Inulin polysulphate, forming part of the compositions of the invention, is obtained from the natural polysaccharide inulin. The alkaline salts of inulin sulphate with different degrees of sulphation have been applied in the chemical industry as thickeners, adhesives and as additives for muds used in oil well drilling. It has been described that inulin sulphate has an anticoagulant (Arkiv for kemi, mineralogi o. geologi., Bd 24B (5), 1-4 (1946)) and antilipidemic activity (Arch. Int. Pharmacodyn, XCIX, 334 (1954)).
It has been described that inulin polysulphate (U.S. Pat. No. 4,021,545) has a complement inhibitory activity; therefore it could be used in the treatment of diseases such as rheumatoid arthritis, systemic lupus erythematosus and certain types of vasculitis.
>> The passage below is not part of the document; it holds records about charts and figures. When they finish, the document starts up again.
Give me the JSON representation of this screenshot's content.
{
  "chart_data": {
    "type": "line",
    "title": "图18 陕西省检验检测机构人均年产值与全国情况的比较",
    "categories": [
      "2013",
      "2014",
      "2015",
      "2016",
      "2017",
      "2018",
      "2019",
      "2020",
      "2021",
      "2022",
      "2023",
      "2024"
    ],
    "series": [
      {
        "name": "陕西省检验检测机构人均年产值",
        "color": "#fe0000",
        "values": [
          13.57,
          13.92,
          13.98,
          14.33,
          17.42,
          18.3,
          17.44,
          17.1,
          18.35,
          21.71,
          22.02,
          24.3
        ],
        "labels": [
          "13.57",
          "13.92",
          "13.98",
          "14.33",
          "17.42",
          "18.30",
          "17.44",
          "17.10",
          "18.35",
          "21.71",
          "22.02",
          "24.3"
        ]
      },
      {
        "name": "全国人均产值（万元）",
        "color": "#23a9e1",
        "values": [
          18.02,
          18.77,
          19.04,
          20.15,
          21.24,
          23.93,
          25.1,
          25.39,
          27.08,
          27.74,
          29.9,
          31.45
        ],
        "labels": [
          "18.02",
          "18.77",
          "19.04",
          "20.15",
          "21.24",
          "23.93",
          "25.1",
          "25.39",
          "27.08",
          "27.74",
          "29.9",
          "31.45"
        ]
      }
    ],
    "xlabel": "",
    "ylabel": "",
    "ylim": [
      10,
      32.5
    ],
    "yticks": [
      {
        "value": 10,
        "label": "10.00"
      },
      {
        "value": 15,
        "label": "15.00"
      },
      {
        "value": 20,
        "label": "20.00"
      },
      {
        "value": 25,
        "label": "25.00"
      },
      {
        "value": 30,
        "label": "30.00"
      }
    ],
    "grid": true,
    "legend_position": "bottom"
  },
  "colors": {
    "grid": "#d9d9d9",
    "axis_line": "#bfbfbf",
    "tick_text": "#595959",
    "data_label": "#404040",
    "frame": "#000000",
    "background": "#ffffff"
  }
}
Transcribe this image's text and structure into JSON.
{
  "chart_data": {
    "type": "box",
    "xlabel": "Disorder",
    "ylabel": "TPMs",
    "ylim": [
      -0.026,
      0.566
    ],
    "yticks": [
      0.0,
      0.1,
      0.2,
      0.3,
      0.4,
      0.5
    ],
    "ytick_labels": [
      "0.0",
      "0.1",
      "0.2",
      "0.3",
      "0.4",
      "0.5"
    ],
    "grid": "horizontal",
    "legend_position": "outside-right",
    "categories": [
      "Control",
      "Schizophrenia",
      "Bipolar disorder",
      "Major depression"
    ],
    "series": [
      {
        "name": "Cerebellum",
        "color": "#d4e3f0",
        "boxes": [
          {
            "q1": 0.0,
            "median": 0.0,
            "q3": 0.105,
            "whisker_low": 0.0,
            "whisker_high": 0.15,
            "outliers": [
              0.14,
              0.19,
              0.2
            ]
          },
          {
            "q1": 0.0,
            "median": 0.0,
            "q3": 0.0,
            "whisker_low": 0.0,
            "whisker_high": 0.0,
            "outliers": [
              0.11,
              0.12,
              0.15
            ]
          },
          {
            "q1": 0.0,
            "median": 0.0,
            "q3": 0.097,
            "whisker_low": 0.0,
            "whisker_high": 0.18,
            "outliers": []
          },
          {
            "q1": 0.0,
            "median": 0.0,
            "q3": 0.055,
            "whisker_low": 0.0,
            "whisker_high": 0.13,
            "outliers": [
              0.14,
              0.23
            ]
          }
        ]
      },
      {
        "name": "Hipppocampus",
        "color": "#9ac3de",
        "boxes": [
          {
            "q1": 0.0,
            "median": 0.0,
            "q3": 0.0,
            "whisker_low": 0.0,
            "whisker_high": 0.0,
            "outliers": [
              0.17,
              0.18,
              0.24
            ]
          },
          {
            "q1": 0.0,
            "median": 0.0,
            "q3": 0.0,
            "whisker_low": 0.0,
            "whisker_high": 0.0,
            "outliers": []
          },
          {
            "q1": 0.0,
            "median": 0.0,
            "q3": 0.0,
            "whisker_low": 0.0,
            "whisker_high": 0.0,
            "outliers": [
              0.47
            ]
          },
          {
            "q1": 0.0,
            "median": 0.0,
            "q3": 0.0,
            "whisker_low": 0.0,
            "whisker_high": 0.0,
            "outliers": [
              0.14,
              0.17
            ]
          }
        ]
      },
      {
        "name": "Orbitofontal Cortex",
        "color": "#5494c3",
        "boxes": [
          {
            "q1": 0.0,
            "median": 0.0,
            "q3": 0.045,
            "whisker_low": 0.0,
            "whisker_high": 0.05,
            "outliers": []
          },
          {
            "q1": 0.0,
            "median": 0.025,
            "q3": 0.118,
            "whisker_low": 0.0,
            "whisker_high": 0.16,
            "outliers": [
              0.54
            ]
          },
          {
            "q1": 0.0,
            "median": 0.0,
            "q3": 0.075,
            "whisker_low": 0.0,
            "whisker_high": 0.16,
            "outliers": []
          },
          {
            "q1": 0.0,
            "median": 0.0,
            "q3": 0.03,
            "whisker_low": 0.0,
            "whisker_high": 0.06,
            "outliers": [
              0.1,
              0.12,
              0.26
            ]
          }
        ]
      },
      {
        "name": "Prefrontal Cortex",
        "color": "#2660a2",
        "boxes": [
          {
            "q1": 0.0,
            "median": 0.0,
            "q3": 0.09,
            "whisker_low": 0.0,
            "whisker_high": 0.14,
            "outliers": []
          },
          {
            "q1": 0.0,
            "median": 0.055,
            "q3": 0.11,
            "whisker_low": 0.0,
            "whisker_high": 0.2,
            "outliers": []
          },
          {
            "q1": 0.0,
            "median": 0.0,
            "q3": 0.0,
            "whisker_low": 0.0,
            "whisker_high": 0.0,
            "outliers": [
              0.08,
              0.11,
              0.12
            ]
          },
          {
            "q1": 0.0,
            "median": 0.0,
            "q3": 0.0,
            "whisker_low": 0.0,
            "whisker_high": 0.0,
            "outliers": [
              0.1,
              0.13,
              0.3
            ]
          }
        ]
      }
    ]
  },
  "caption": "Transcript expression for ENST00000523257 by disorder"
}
Its use in the treatment of osteoarthritis has also been described (WO 2005/084610).
According to the above, it was necessary to provide an alternative drug useful in the treatment or prevention of a tendon, ligament or bone disease, disorder or injury.
The use of the disaccharides of the present invention in the treatment of tendons, ligaments or bones has not been described up until now.
The compositions of the present invention comprising the disaccharides have not been described either.